This example has been auto-generated from the examples/ folder at GitHub repository.

Assessing People’s Skills

# Activate local environment, see `Project.toml`
import Pkg; Pkg.activate(".."); Pkg.instantiate();

The goal of this demo is to demonstrate the use of the @node and @rule macros, which allow the user to define custom factor nodes and associated update rules respectively. We will introduce these macros in the context of a root cause analysis on a student's test results. This demo is inspired by Chapter 2 of "Model-Based Machine Learning" by Winn et al.

Problem Statement

We consider a student who takes a test that consists of three questions. Answering each question correctly requires a combination of skill and attitude. More precisely, has the student studied for the test, and have they partied the night before?

We model the result for question $i$ as a continuous variable $r_i\in[0,1]$, and skill/attitude as a binary variable $s_i \in \{0, 1\}$, where $s_1$ represents whether the student has partied, and $s_2$ and $s_3$ represent whether the student has studied the chapters for the corresponding questions.

We assume the following logic:

  • If the student is alert (has not partied), then they will score on the first question;
  • If the student is alert or has studied chapter two, then they will score on question two;
  • If the student can answer question two and has studied chapter three, then they will score on question three.

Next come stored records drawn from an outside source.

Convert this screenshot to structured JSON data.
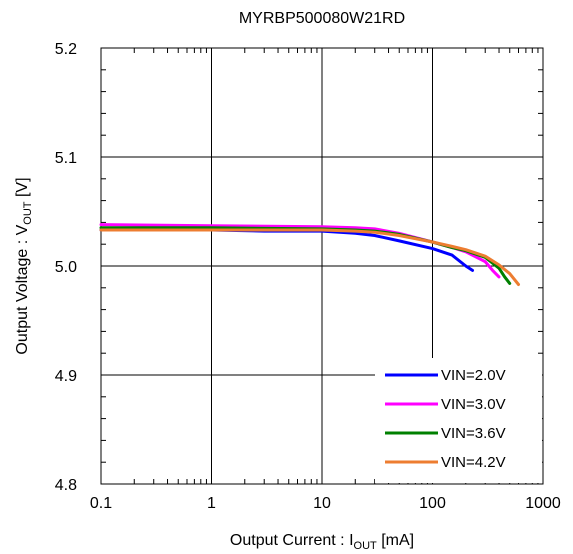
{
  "chart_data": {
    "type": "line",
    "title": "MYRBP500080W21RD",
    "xlabel": {
      "main": "Output  Current : I",
      "sub": "OUT",
      "tail": "  [mA]"
    },
    "ylabel": {
      "main": "Output  Voltage : V",
      "sub": "OUT",
      "tail": "  [V]"
    },
    "x_scale": "log",
    "xlim": [
      0.1,
      1000
    ],
    "ylim": [
      4.8,
      5.2
    ],
    "x_ticks": [
      {
        "value": 0.1,
        "label": "0.1"
      },
      {
        "value": 1,
        "label": "1"
      },
      {
        "value": 10,
        "label": "10"
      },
      {
        "value": 100,
        "label": "100"
      },
      {
        "value": 1000,
        "label": "1000"
      }
    ],
    "y_ticks": [
      {
        "value": 4.8,
        "label": "4.8"
      },
      {
        "value": 4.9,
        "label": "4.9"
      },
      {
        "value": 5.0,
        "label": "5.0"
      },
      {
        "value": 5.1,
        "label": "5.1"
      },
      {
        "value": 5.2,
        "label": "5.2"
      }
    ],
    "grid": true,
    "legend_position": "bottom-right",
    "series": [
      {
        "name": "VIN=2.0V",
        "color": "#0000ff",
        "x": [
          0.1,
          1,
          3,
          10,
          20,
          30,
          50,
          100,
          150,
          200,
          230
        ],
        "y": [
          5.033,
          5.033,
          5.032,
          5.032,
          5.03,
          5.028,
          5.023,
          5.016,
          5.01,
          5.0,
          4.996
        ]
      },
      {
        "name": "VIN=3.0V",
        "color": "#ff00ff",
        "x": [
          0.1,
          1,
          10,
          20,
          30,
          50,
          100,
          150,
          200,
          300,
          350,
          400
        ],
        "y": [
          5.038,
          5.037,
          5.036,
          5.035,
          5.034,
          5.03,
          5.022,
          5.017,
          5.013,
          5.004,
          4.996,
          4.99
        ]
      },
      {
        "name": "VIN=3.6V",
        "color": "#008000",
        "x": [
          0.1,
          1,
          10,
          20,
          30,
          50,
          100,
          150,
          200,
          300,
          400,
          450,
          500
        ],
        "y": [
          5.035,
          5.035,
          5.034,
          5.033,
          5.032,
          5.029,
          5.022,
          5.017,
          5.014,
          5.008,
          4.998,
          4.99,
          4.984
        ]
      },
      {
        "name": "VIN=4.2V",
        "color": "#ed7d31",
        "x": [
          0.1,
          1,
          10,
          20,
          30,
          50,
          100,
          150,
          200,
          300,
          400,
          500,
          600
        ],
        "y": [
          5.033,
          5.033,
          5.033,
          5.032,
          5.031,
          5.028,
          5.022,
          5.018,
          5.015,
          5.009,
          5.001,
          4.993,
          4.983
        ]
      }
    ]
  }
}
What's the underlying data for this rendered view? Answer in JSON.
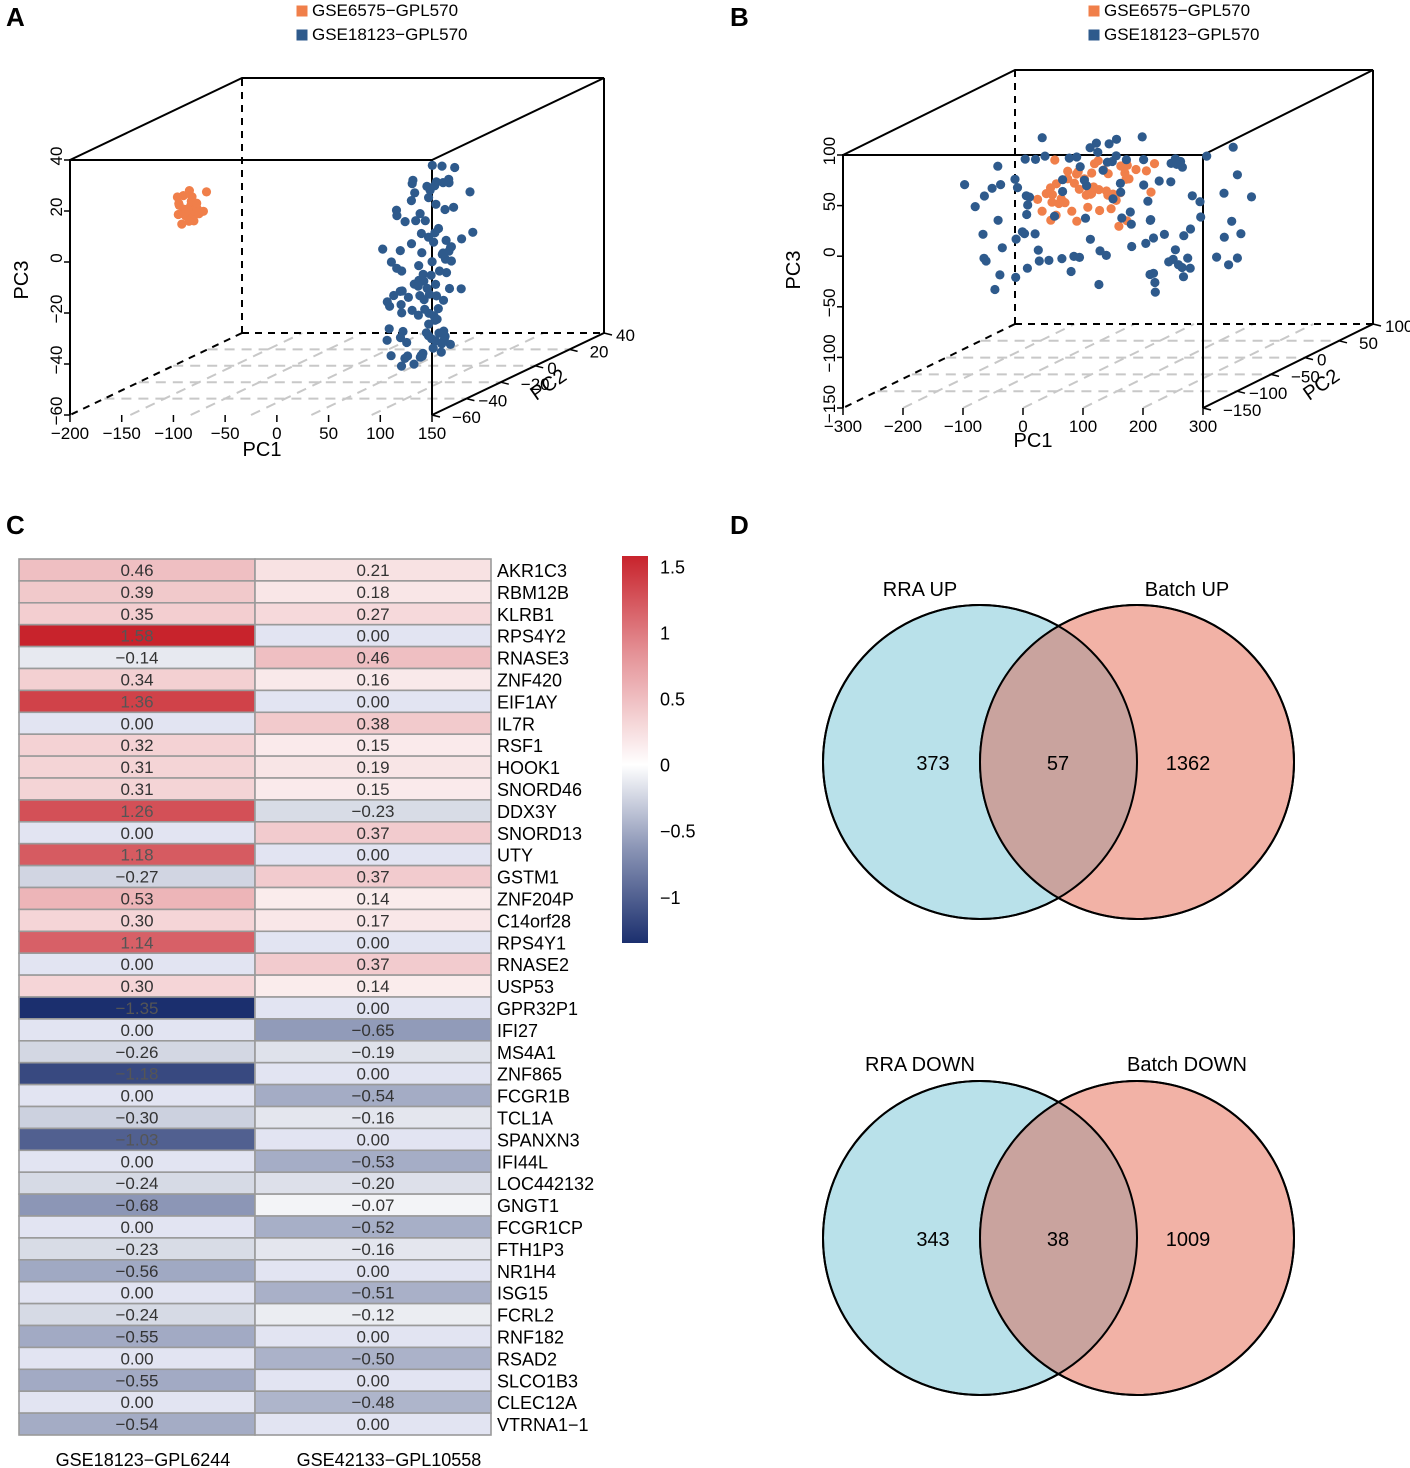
{
  "panels": {
    "a": "A",
    "b": "B",
    "c": "C",
    "d": "D"
  },
  "colors": {
    "orange": "#F07F4A",
    "blue": "#2E5A8C",
    "venn_left": "#B9E1EA",
    "venn_right": "#F2B2A6",
    "venn_overlap": "#C9A39E",
    "heat_high": "#C8232C",
    "heat_mid": "#FFFFFF",
    "heat_low": "#1B2F6E"
  },
  "chart_data": [
    {
      "id": "A",
      "type": "scatter",
      "projection": "3d",
      "legend": [
        "GSE6575−GPL570",
        "GSE18123−GPL570"
      ],
      "axes": {
        "x": {
          "label": "PC1",
          "range": [
            -200,
            150
          ],
          "ticks": [
            "−200",
            "−150",
            "−100",
            "−50",
            "0",
            "50",
            "100",
            "150"
          ]
        },
        "y": {
          "label": "PC2",
          "range": [
            -60,
            40
          ],
          "ticks": [
            "−60",
            "−40",
            "−20",
            "0",
            "20",
            "40"
          ]
        },
        "z": {
          "label": "PC3",
          "range": [
            -60,
            40
          ],
          "ticks": [
            "−60",
            "−40",
            "−20",
            "0",
            "20",
            "40"
          ]
        }
      },
      "series": [
        {
          "name": "GSE6575−GPL570",
          "color": "#F07F4A",
          "n_points": 30,
          "pc1_range": [
            -110,
            -90
          ],
          "pc3_range": [
            12,
            24
          ]
        },
        {
          "name": "GSE18123−GPL570",
          "color": "#2E5A8C",
          "n_points": 110,
          "pc1_range": [
            90,
            150
          ],
          "pc3_range": [
            -45,
            32
          ]
        }
      ]
    },
    {
      "id": "B",
      "type": "scatter",
      "projection": "3d",
      "legend": [
        "GSE6575−GPL570",
        "GSE18123−GPL570"
      ],
      "axes": {
        "x": {
          "label": "PC1",
          "range": [
            -300,
            300
          ],
          "ticks": [
            "−300",
            "−200",
            "−100",
            "0",
            "100",
            "200",
            "300"
          ]
        },
        "y": {
          "label": "PC2",
          "range": [
            -150,
            100
          ],
          "ticks": [
            "−150",
            "−100",
            "−50",
            "0",
            "50",
            "100"
          ]
        },
        "z": {
          "label": "PC3",
          "range": [
            -150,
            100
          ],
          "ticks": [
            "−150",
            "−100",
            "−50",
            "0",
            "50",
            "100"
          ]
        }
      },
      "series": [
        {
          "name": "GSE6575−GPL570",
          "color": "#F07F4A",
          "n_points": 55,
          "pc1_range": [
            -20,
            130
          ],
          "pc3_range": [
            20,
            75
          ]
        },
        {
          "name": "GSE18123−GPL570",
          "color": "#2E5A8C",
          "n_points": 110,
          "pc1_range": [
            -120,
            260
          ],
          "pc3_range": [
            -45,
            95
          ]
        }
      ]
    },
    {
      "id": "C",
      "type": "heatmap",
      "columns": [
        "GSE18123−GPL6244",
        "GSE42133−GPL10558"
      ],
      "colorbar": {
        "range": [
          -1.35,
          1.58
        ],
        "ticks": [
          "1.5",
          "1",
          "0.5",
          "0",
          "−0.5",
          "−1"
        ],
        "tick_values": [
          1.5,
          1,
          0.5,
          0,
          -0.5,
          -1
        ]
      },
      "rows": [
        {
          "gene": "AKR1C3",
          "values": [
            0.46,
            0.21
          ],
          "labels": [
            "0.46",
            "0.21"
          ]
        },
        {
          "gene": "RBM12B",
          "values": [
            0.39,
            0.18
          ],
          "labels": [
            "0.39",
            "0.18"
          ]
        },
        {
          "gene": "KLRB1",
          "values": [
            0.35,
            0.27
          ],
          "labels": [
            "0.35",
            "0.27"
          ]
        },
        {
          "gene": "RPS4Y2",
          "values": [
            1.58,
            0.0
          ],
          "labels": [
            "1.58",
            "0.00"
          ]
        },
        {
          "gene": "RNASE3",
          "values": [
            -0.14,
            0.46
          ],
          "labels": [
            "−0.14",
            "0.46"
          ]
        },
        {
          "gene": "ZNF420",
          "values": [
            0.34,
            0.16
          ],
          "labels": [
            "0.34",
            "0.16"
          ]
        },
        {
          "gene": "EIF1AY",
          "values": [
            1.36,
            0.0
          ],
          "labels": [
            "1.36",
            "0.00"
          ]
        },
        {
          "gene": "IL7R",
          "values": [
            0.0,
            0.38
          ],
          "labels": [
            "0.00",
            "0.38"
          ]
        },
        {
          "gene": "RSF1",
          "values": [
            0.32,
            0.15
          ],
          "labels": [
            "0.32",
            "0.15"
          ]
        },
        {
          "gene": "HOOK1",
          "values": [
            0.31,
            0.19
          ],
          "labels": [
            "0.31",
            "0.19"
          ]
        },
        {
          "gene": "SNORD46",
          "values": [
            0.31,
            0.15
          ],
          "labels": [
            "0.31",
            "0.15"
          ]
        },
        {
          "gene": "DDX3Y",
          "values": [
            1.26,
            -0.23
          ],
          "labels": [
            "1.26",
            "−0.23"
          ]
        },
        {
          "gene": "SNORD13",
          "values": [
            0.0,
            0.37
          ],
          "labels": [
            "0.00",
            "0.37"
          ]
        },
        {
          "gene": "UTY",
          "values": [
            1.18,
            0.0
          ],
          "labels": [
            "1.18",
            "0.00"
          ]
        },
        {
          "gene": "GSTM1",
          "values": [
            -0.27,
            0.37
          ],
          "labels": [
            "−0.27",
            "0.37"
          ]
        },
        {
          "gene": "ZNF204P",
          "values": [
            0.53,
            0.14
          ],
          "labels": [
            "0.53",
            "0.14"
          ]
        },
        {
          "gene": "C14orf28",
          "values": [
            0.3,
            0.17
          ],
          "labels": [
            "0.30",
            "0.17"
          ]
        },
        {
          "gene": "RPS4Y1",
          "values": [
            1.14,
            0.0
          ],
          "labels": [
            "1.14",
            "0.00"
          ]
        },
        {
          "gene": "RNASE2",
          "values": [
            0.0,
            0.37
          ],
          "labels": [
            "0.00",
            "0.37"
          ]
        },
        {
          "gene": "USP53",
          "values": [
            0.3,
            0.14
          ],
          "labels": [
            "0.30",
            "0.14"
          ]
        },
        {
          "gene": "GPR32P1",
          "values": [
            -1.35,
            0.0
          ],
          "labels": [
            "−1.35",
            "0.00"
          ]
        },
        {
          "gene": "IFI27",
          "values": [
            0.0,
            -0.65
          ],
          "labels": [
            "0.00",
            "−0.65"
          ]
        },
        {
          "gene": "MS4A1",
          "values": [
            -0.26,
            -0.19
          ],
          "labels": [
            "−0.26",
            "−0.19"
          ]
        },
        {
          "gene": "ZNF865",
          "values": [
            -1.18,
            0.0
          ],
          "labels": [
            "−1.18",
            "0.00"
          ]
        },
        {
          "gene": "FCGR1B",
          "values": [
            0.0,
            -0.54
          ],
          "labels": [
            "0.00",
            "−0.54"
          ]
        },
        {
          "gene": "TCL1A",
          "values": [
            -0.3,
            -0.16
          ],
          "labels": [
            "−0.30",
            "−0.16"
          ]
        },
        {
          "gene": "SPANXN3",
          "values": [
            -1.03,
            0.0
          ],
          "labels": [
            "−1.03",
            "0.00"
          ]
        },
        {
          "gene": "IFI44L",
          "values": [
            0.0,
            -0.53
          ],
          "labels": [
            "0.00",
            "−0.53"
          ]
        },
        {
          "gene": "LOC442132",
          "values": [
            -0.24,
            -0.2
          ],
          "labels": [
            "−0.24",
            "−0.20"
          ]
        },
        {
          "gene": "GNGT1",
          "values": [
            -0.68,
            -0.07
          ],
          "labels": [
            "−0.68",
            "−0.07"
          ]
        },
        {
          "gene": "FCGR1CP",
          "values": [
            0.0,
            -0.52
          ],
          "labels": [
            "0.00",
            "−0.52"
          ]
        },
        {
          "gene": "FTH1P3",
          "values": [
            -0.23,
            -0.16
          ],
          "labels": [
            "−0.23",
            "−0.16"
          ]
        },
        {
          "gene": "NR1H4",
          "values": [
            -0.56,
            0.0
          ],
          "labels": [
            "−0.56",
            "0.00"
          ]
        },
        {
          "gene": "ISG15",
          "values": [
            0.0,
            -0.51
          ],
          "labels": [
            "0.00",
            "−0.51"
          ]
        },
        {
          "gene": "FCRL2",
          "values": [
            -0.24,
            -0.12
          ],
          "labels": [
            "−0.24",
            "−0.12"
          ]
        },
        {
          "gene": "RNF182",
          "values": [
            -0.55,
            0.0
          ],
          "labels": [
            "−0.55",
            "0.00"
          ]
        },
        {
          "gene": "RSAD2",
          "values": [
            0.0,
            -0.5
          ],
          "labels": [
            "0.00",
            "−0.50"
          ]
        },
        {
          "gene": "SLCO1B3",
          "values": [
            -0.55,
            0.0
          ],
          "labels": [
            "−0.55",
            "0.00"
          ]
        },
        {
          "gene": "CLEC12A",
          "values": [
            0.0,
            -0.48
          ],
          "labels": [
            "0.00",
            "−0.48"
          ]
        },
        {
          "gene": "VTRNA1−1",
          "values": [
            -0.54,
            0.0
          ],
          "labels": [
            "−0.54",
            "0.00"
          ]
        }
      ]
    },
    {
      "id": "D",
      "type": "venn",
      "diagrams": [
        {
          "left_label": "RRA UP",
          "right_label": "Batch UP",
          "left_only": "373",
          "overlap": "57",
          "right_only": "1362"
        },
        {
          "left_label": "RRA DOWN",
          "right_label": "Batch DOWN",
          "left_only": "343",
          "overlap": "38",
          "right_only": "1009"
        }
      ]
    }
  ]
}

Generative Model Definition

To model the probability for correct answers, we assume a latent state variable $t_i \in \{0,1\}$. The dependencies between the variables can then be modeled by the following Bayesian network:

(s_1)   (s_2)   (s_3)
  |       |       |
  v       v       v
(t_1)-->(t_2)-->(t_3)
  |       |       |
  v       v       v
(r_1)   (r_2)   (r_3)

As prior beliefs, we assume that a student is equally likely to study/party or not: $s_i \sim Ber(0.5)\,,$ for all $i$. Next, we model the domain logic as $\begin{aligned} t_1 &= ¬s_1\\ t_2 &= t_1 ∨ s_2\\ t_3 &= t_2 ∧ s_3\,. \end{aligned}$ For the scoring results we might not have a specific forward model in mind. However, we can define a backward mapping, from continuous results to discrete latent variables, as $t_i \sim Ber(s_i)\,,$ for all $i$.

Custom Nodes and Rules

The backward mapping from results to latents is quite specific to our application. Moreover, it does not define a proper generative forward model. In order to still define a full generative model for our application, we can define a custom Score node and define an update rule that implements the backward mapping from scores to latents as a message.

In RxInfer, the @node macro defines a factor node. This macro accepts the new node type, an indicator for a stochastic or deterministic relationship, and a list of interfaces.

using RxInfer, Random

# Create Score node
struct Score end

@node Score Stochastic [out, in]

We can now define the backward mapping as a sum-product message through the @rule macro. This macro accepts the node type, the (outbound) interface on which the message is sent, any relevant constraints, and the message/distribution types on the remaining (inbound) interfaces.

# Adding update rule for the Score node
@rule Score(:in, Marginalisation) (q_out::PointMass,) = begin     
    return Bernoulli(mean(q_out))
end

Generative Model Specification

We can now build the full generative model.

# GraphPPL.jl exports the `@model` macro for model specification
# It accepts a regular Julia function and builds an FFG under the hood
@model function skill_model()
    s = randomvar(3)
    t = randomvar(3)
    r = datavar(Float64, 3)

    # Priors
    for i=1:3
        s[i] ~ Bernoulli(0.5)
    end

    # Domain logic
    t[1] ~ ¬s[1]
    t[2] ~ t[1] || s[2]
    t[3] ~ t[2] && s[3]
    
    # Results
    for i=1:3
        r[i] ~ Score(t[i])
    end
end

Inference Specification

Let us assume that a student scored very low on all questions and set up and execute an inference algorithm.

test_results = [0.1, 0.1, 0.1]
inference_result = infer(
    model = skill_model(),
    data  = (r = test_results, )
)
Inference results:
  Posteriors       | available for (s, t)

Results

# Inspect the results
map(params, inference_result.posteriors[:s])
3-element Vector{Tuple{Float64}}:
 (0.9872448979591837,)
 (0.06377551020408162,)
 (0.4719387755102041,)

These results suggest that this particular student was very likely out on the town last night.